Foo bar[23] = { x, y, z... };

The compiler will try to convert each initializer (which can be an
arbitrary expression) into a Foo, and use that to initialize the
element of the array. If there are not enough initializer expressions,
then all of the following elements will be initialized with Foo().

EDIT:

Since several comments asked for it: if Foo doesn’t have a user defined
constructor, the situation changes (since calling the “constructor”
won’t do anything). In that case, the behavior of:

Foo bar[23];

depends on the variables lifetime: if it has static lifetime, it will be
zero initialized; otherwise, it won’t be initialized at all.
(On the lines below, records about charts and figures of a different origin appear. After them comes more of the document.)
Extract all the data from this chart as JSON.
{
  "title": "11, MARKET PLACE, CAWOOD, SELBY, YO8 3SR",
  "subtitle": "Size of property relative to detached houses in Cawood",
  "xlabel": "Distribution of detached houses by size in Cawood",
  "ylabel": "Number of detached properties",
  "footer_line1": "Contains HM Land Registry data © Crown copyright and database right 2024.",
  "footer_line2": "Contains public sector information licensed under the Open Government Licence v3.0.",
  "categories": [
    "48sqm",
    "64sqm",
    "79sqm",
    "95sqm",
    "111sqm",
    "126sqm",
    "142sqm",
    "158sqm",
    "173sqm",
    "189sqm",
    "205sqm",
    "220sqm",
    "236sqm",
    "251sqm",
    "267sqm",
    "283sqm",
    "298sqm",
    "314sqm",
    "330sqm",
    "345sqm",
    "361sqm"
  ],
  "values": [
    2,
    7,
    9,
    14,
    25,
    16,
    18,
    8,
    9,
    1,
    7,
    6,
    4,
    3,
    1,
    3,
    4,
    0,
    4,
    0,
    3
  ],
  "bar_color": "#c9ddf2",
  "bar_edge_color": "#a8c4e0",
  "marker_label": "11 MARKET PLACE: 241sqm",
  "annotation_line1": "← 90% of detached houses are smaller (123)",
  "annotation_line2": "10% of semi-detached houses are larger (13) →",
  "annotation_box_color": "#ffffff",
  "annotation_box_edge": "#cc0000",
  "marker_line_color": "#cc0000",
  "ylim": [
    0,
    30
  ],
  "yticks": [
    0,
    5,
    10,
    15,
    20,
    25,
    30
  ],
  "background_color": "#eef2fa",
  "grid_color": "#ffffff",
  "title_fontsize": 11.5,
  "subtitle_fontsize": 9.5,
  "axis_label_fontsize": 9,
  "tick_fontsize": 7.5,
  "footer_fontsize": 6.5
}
In either
case, you can use aggregate initialization to force the initialization
you want:

Foo bar[23] = { { firstMember, secondMember... }, ... };

If there aren’t enough initializers, the remaining elements are zero
initialized, so:

Foo bar[23] = {};

will zero initialize all of the members.

For completeness, I should point out that aggregate initialization
cannot be used for class members: the only ways you can initialize a C
style array member is by means of assignment to each element, in the
body of the constructor, or by copy initialization: define a static
Foo and initialize the member with it.

I should probably also point out that all of the above refers to C++03.
C++11 introduced an extended initialization syntax; in particular, you
can use something that looks like aggregate initialization for class
members as well. (I think—I’m not too familiar with C++11, as not
all of my compilers support it yet.)